Kären’s team have had to work hard to reach this level of citizen buy-in. Even during the COVID-19 lockdown, they made full use of digital communication channels – social media, e-newsletters, and a series of short videos on bioswales, soils, plant species, and irrigation – to keep interests piqued.
Seeing how Indianapolis have brought together a wealth of stakeholders to rejuvenate, engage, and reinforce their urban environment, other cities are looking to the ICT for inspiration.
“Go Big and Go Bold” – Advice from a CityChanger
At conception, there were no examples Indianapolis could point to and say, “That’s what we want to do!”
If the city wanted to make a go of this idea, they had to test the water.
Looking back, Kären realises there were many elements to pulling this off: visionary funders, a supportive public, a need for change, and a city administration willing to try it out. Developing the infrastructure in segments – and seeing it work – built the trust needed to go big.
“It was something different, and a huge, bold idea. I think that the cultural trail in Indianapolis showed what was possible.”
Now it acts as the point of reference for cities the world over, which Indianapolis never had.
Kären speaks with enthusiasm for how she regularly hosts delegations wanting to mimic the design. They come to “study the cultural trail, learn what it is, how it was built, how it’s managed in a sustainable way with a non-profit organisation” and how the partnerships work.

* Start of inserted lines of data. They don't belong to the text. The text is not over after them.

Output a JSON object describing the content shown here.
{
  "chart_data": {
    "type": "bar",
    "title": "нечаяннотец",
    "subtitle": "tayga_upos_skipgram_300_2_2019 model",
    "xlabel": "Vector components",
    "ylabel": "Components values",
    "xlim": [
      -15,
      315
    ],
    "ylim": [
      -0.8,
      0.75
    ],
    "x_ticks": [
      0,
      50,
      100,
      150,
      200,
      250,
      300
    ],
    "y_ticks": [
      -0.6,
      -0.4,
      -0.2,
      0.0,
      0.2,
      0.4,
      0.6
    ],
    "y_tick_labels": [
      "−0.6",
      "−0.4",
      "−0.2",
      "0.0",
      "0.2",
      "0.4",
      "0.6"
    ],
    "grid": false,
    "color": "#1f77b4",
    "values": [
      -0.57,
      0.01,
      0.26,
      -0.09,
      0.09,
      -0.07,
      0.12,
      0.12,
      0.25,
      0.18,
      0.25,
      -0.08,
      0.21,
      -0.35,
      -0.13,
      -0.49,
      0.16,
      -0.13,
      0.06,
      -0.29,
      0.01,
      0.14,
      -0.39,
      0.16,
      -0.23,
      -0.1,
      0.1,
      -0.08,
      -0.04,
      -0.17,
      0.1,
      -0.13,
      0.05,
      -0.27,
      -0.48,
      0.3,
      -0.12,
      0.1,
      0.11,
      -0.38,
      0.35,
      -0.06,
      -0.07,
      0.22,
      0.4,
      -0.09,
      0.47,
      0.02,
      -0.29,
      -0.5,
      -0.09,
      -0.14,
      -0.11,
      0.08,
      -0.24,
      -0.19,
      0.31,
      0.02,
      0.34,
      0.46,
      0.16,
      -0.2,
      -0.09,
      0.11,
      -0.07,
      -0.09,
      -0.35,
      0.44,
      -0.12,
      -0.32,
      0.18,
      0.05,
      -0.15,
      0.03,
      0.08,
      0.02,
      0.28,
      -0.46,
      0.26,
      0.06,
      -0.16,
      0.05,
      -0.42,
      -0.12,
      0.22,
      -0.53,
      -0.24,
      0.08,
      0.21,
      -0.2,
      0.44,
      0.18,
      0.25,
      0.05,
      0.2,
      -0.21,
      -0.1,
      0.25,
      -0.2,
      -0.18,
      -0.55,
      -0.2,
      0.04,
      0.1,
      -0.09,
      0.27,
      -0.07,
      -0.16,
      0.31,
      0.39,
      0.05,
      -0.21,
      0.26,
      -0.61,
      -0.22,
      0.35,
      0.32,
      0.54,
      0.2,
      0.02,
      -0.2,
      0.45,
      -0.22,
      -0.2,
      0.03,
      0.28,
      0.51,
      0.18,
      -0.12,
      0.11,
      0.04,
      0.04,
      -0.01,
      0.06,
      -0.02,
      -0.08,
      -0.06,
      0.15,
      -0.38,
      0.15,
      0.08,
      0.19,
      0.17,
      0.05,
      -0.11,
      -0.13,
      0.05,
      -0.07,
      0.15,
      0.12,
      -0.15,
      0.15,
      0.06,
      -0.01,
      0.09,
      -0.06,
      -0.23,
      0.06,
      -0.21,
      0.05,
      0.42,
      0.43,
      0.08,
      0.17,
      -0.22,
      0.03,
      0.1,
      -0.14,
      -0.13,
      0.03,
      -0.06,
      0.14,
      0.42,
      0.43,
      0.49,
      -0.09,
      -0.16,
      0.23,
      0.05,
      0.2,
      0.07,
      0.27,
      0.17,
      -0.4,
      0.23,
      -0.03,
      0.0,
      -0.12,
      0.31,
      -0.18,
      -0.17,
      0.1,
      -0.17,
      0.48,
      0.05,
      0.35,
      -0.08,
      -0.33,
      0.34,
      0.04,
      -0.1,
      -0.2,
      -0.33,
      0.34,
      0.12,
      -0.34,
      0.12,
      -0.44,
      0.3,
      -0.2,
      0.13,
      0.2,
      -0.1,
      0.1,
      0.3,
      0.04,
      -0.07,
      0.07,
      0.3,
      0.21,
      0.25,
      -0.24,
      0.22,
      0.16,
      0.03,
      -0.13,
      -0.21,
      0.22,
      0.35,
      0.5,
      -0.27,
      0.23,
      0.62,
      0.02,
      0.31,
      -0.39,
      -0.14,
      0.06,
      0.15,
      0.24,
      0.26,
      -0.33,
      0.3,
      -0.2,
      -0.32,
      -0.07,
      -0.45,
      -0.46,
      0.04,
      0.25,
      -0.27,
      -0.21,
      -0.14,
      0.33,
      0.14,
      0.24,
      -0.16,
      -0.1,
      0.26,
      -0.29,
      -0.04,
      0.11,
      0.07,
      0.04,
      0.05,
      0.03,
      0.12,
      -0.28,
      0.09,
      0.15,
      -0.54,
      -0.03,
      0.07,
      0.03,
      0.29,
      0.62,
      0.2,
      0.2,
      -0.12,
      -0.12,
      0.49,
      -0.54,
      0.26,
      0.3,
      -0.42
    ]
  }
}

If it can be done in Indianapolis, she believes, it can be done anywhere.
“Everyone, every city, every community, no matter what size, can build their version of the Indianapolis Cultural Trail. And it’s game changing.”
But, our CityChanger reiterates, incorporating bioswales into city planning and infrastructure design alone is not enough. A lesson learnt from the ICT is that bioswale maintenance must be included in long-term city plans.
“You’re gonna get all kinds of debris in them, all kinds of city runoff. And so how are you planning for that long-term care so that they continue to function and can be examples for others in the future?”
It’s all very well hoping for an army of volunteers to help out, but a city serious about managing excess urban water should allocate a sensible budget and expertise base.
“It’s expensive,” Kären admits, but so is clearing up after a flood – or sending polluted water to treatment plants. “You get what you pay for.” What a city must ask itself is, isn’t a clean, green, functioning, happy, future-proofed city worth the investment? Indianapolis thinks so.